Women with lipedema have major health problems but wait decades for correct diagnosis
A new study from the School of Health and Welfare (HHJ) at Jönköping University (JU) shows that women who have the disease lipedema have greater health problems and a lower quality of life than many others. Even so, it takes decades from the onset of the disease to a correct diagnosis in healthcare.
Lipedema is a chronic disease of the adipose tissue (body fat) that almost exclusively affects women. The disease causes the body's fat cells to increase abnormally, especially on the buttocks and legs, and is often mistaken for obesity or being overweight. Knowledge of lipedema is generally low, and access to care is also very limited. The numbers of sufferers is unknown, but probably high, around 10% of all women may be affected.
The research study that has been carried out at the School of Health and Welfare shows that women with lipedema report major health problems and a lower quality of life than others. The time between getting the disease (usually in puberty) and receiving a correct diagnosis in care, can take decades. In the meantime, the symptoms may worsen.
The first national lipedema study in Sweden
The research group sent out a digital survey to all lipedema patient associations in Sweden. A total of 245 woman with lipedema responded to the survey, which included questions about health and quality of life. This national lipedema study is the first of its kind in Sweden.
“It is remarkable how little research there is on lipedema. Like several other chronic diseases that affect women, lipedema has been both misunderstood and given low priority. But it is gratifying that this disease has recently received more attention and that several major international research projects are now underway. Our study contributes knowledge on how women who have lipedema feel and how the disease affects their daily life, “says Johanna Falck, PhD student in Health and Care Sciences at the School of Health and Welfare.

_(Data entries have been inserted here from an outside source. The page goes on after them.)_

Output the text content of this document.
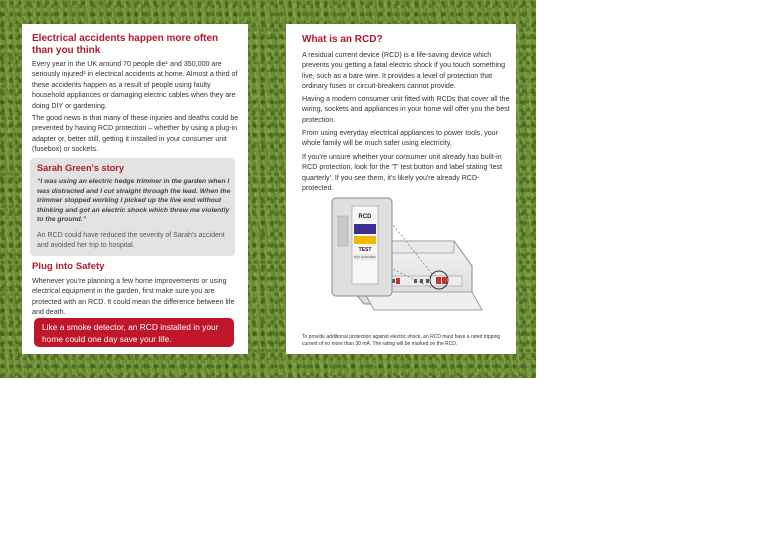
Electrical accidents happen more often than you think

Every year in the UK around 70 people die¹ and 350,000 are seriously injured² in electrical accidents at home. Almost a third of these accidents happen as a result of people using faulty household appliances or damaging electric cables when they are doing DIY or gardening.

The good news is that many of these injuries and deaths could be prevented by having RCD protection – whether by using a plug-in adapter or, better still, getting it installed in your consumer unit (fusebox) or sockets.

Sarah Green's story

“I was using an electric hedge trimmer in the garden when I was distracted and I cut straight through the lead. When the trimmer stopped working I picked up the live end without thinking and got an electric shock which threw me violently to the ground.”

An RCD could have reduced the severity of Sarah's accident and avoided her trip to hospital.

Plug into Safety

Whenever you're planning a few home improvements or using electrical equipment in the garden, first make sure you are protected with an RCD. It could mean the difference between life and death.

Like a smoke detector, an RCD installed in your home could one day save your life.
What is an RCD?

A residual current device (RCD) is a life-saving device which prevents you getting a fatal electric shock if you touch something live, such as a bare wire. It provides a level of protection that ordinary fuses or circuit-breakers cannot provide.

Having a modern consumer unit fitted with RCDs that cover all the wiring, sockets and appliances in your home will offer you the best protection.

From using everyday electrical appliances to power tools, your whole family will be much safer using electricity.

If you're unsure whether your consumer unit already has built-in RCD protection, look for the 'T' test button and label stating 'test quarterly'. If you see them, it's likely you're already RCD-protected.

RCD
TEST
TEST QUARTERLY

To provide additional protection against electric shock, an RCD must have a rated tripping current of no more than 30 mA. The rating will be marked on the RCD.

Correct diagnosis is delayed
The study shows that lipedema, even early in the course of the disease, is associated with several health problems which contribute to a poorer quality of life. In all stages of lipedema one can experience pain, the feeling of heavy and swollen legs as well as numbness, cold skin, easy bruising and difficulty sleeping. The results also show that it often takes a long time from the onset of the disease to a correct diagnosis. Of around 70 % of women who developed lipedema before the age of 30, only 1.6 % (three women in total) had been diagnosed by healthcare providers before that age.
“It is very important that healthcare professionals detect the disease at an early stage so that the women can receive good support. However, the long wait for a diagnosis indicates that women have to struggle with their health for many years with very little or no support from health services,” says Johanna Falck.
The study has been published in the international scientific journal BMC Women's Health.
“These are important results to communicate and there is much more to find out. We are now continuing to research lipedema at the School of Health and Welfare, and in our ongoing study we are investigating the experiences of the health care system for women with lipedema in terms of treatment, knowledge and support, but also the experiences of the women of different types of lipedema treatments and self-care,“ says Johanna Falck.